41. The question is whether all the averments and prayers of the Defendants, now plaintiffs in the Counterclaim, are in personum, and if so, whether they survive the death of the 2nd Defendant. The simple and straight answer to the question is that they survived the demise of the party. This is derived from a plain reading of Section 2(1) of the Law Reform Act, Chapter 26 of the Laws of Kenya. The Section provides that all causes subsisting at the commencement of the Act against or vested in a person shall survive against or, as the case may be, for the benefit of his estate. The sub-section then lists exceptions to the causes that shall not survive the death of a party. It states that the exceptions are causes of action for “…defamation or seduction or for inducing one spouse to leave or remain apart from the other or to claims for damages on the ground of adultery.” The 2nd Defendant never counterclaimed for any of the causes that fall in the exceptions. It therefore follows that the ones in the Counterclaim survived the death of the 2nd Defendant.

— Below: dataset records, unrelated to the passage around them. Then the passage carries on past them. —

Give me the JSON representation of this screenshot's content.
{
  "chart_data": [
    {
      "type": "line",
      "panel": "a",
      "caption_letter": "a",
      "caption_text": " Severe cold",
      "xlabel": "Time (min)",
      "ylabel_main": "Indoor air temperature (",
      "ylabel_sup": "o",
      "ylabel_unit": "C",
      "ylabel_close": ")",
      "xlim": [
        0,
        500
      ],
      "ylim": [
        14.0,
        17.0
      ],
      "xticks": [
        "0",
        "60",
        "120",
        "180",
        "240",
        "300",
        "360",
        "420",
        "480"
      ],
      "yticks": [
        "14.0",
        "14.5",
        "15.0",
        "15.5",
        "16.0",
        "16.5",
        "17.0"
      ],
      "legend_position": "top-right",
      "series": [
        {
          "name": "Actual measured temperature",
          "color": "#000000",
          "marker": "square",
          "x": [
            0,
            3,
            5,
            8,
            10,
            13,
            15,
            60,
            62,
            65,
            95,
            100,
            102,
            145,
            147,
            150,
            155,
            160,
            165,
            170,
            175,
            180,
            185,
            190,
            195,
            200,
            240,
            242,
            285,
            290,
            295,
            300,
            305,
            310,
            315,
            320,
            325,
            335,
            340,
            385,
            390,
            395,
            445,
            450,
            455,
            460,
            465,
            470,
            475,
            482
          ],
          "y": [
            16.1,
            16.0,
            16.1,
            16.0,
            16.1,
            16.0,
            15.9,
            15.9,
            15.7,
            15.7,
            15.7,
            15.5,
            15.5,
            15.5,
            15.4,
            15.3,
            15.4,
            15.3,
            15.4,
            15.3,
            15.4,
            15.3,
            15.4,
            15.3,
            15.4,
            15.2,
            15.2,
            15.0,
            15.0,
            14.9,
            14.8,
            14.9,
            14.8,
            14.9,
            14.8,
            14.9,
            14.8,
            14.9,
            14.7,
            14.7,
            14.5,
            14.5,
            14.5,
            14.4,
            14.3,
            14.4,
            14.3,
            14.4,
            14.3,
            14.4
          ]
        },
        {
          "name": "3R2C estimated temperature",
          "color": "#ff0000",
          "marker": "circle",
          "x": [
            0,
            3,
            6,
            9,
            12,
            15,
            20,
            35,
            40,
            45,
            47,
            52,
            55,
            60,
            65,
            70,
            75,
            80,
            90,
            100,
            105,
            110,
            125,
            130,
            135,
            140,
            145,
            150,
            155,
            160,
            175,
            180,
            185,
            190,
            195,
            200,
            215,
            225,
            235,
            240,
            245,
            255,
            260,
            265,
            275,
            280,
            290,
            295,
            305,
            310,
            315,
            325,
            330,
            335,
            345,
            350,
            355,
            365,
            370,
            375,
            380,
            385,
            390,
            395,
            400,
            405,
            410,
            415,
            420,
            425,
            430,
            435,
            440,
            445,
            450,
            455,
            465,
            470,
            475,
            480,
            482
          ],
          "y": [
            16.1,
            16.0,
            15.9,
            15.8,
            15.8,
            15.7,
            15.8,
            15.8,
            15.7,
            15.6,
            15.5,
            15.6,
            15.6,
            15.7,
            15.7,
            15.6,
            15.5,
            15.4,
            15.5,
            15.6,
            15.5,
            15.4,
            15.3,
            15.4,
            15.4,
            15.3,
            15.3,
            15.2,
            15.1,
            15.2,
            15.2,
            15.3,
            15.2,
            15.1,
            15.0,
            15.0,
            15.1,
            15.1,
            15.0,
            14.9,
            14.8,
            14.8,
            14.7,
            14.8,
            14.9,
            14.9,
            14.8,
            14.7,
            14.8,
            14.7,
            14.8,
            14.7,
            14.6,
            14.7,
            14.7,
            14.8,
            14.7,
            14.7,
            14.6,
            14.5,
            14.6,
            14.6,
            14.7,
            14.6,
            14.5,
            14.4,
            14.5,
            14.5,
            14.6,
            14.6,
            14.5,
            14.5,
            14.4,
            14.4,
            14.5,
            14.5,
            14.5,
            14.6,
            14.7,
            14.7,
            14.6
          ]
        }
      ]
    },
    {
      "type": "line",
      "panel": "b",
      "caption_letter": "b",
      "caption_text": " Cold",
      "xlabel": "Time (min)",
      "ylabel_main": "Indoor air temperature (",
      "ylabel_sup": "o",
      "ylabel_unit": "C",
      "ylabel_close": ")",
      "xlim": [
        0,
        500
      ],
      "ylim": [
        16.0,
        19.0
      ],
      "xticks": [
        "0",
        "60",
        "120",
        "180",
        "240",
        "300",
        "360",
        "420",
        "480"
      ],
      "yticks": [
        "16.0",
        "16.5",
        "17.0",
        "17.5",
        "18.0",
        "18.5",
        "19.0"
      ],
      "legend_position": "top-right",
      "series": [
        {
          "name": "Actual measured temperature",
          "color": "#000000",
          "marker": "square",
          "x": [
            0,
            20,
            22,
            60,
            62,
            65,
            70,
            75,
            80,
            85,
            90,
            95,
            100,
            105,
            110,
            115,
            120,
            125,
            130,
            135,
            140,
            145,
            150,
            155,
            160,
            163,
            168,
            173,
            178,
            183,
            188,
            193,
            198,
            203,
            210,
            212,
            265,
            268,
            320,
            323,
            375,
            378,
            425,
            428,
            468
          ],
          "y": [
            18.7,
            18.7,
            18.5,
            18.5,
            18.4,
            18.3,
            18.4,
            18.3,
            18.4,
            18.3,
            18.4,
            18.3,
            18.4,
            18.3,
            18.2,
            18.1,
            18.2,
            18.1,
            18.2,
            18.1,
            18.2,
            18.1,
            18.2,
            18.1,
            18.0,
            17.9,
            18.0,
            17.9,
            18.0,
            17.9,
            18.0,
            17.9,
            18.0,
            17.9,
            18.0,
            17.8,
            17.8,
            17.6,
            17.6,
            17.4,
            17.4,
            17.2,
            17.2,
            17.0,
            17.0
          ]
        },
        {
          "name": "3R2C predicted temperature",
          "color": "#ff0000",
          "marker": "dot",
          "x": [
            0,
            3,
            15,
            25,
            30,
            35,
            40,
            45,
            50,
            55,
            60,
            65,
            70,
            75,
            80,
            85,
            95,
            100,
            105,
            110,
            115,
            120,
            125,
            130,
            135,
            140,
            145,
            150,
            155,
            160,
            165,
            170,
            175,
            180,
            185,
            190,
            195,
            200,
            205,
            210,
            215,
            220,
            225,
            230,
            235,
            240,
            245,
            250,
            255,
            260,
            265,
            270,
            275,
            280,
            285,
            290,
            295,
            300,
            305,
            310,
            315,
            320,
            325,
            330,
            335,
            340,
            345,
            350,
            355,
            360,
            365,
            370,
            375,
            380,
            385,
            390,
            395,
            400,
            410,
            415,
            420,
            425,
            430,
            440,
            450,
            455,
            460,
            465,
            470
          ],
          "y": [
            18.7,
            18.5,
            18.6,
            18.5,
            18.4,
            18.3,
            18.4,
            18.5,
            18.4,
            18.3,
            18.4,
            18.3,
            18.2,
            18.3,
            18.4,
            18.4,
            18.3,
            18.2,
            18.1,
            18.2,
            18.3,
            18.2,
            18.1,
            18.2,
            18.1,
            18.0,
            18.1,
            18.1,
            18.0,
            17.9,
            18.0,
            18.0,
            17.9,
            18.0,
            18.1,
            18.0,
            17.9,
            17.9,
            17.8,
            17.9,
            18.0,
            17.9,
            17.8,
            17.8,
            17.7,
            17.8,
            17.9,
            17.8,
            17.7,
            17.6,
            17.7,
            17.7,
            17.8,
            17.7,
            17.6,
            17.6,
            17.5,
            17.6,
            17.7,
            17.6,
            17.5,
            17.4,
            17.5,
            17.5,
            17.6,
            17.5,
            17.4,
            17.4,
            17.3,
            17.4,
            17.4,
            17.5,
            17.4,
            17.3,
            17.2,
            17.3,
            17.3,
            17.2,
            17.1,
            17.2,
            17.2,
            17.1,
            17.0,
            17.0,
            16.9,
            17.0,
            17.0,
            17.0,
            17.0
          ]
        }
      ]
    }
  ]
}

42. The upshot of the analysis is that since the cause of action by the 2nd Defendant survived for the benefit of the estate of the deceased, it is still open for the estate to take up the issue by way of substitution of the deceased with representative(s) of the deceased’s estate before it abates after twelve (12) months of her death. It therefore also goes without saying that in terms of Order 24 of the Civil Procedure Rules, the entire suit is automatically put in abeyance to give chance for the estate of the deceased 2nd Defendant to take steps in terms of Order 24 Rule 2 of the Civil Procedure Rules. But it shall be mentioned on 27/09/2022 to confirm the progress of the substitution, if any.

e) Who to bear the costs of the instant Application 43. It is trite law that costs follow the event. In this matter which has been determined, this Court notes that the parties herein are basically family members. This Court is of the view that the parties have a window to settle this matter out of Court. To burden one party or other with costs would exacerbate the strained relations. For this reason, this Court directs that each party bears its costs.Orders accordingly

RULING DATED, SIGNED AND DELIVERED AT KITALE ORALLY ONLINE AND VIA ELECTRONIC MAIL ON THIS 2ND DAY OF JUNE, 2022. DR. IUR FRED NYAGAKAJUDGE, ELC, KITALE.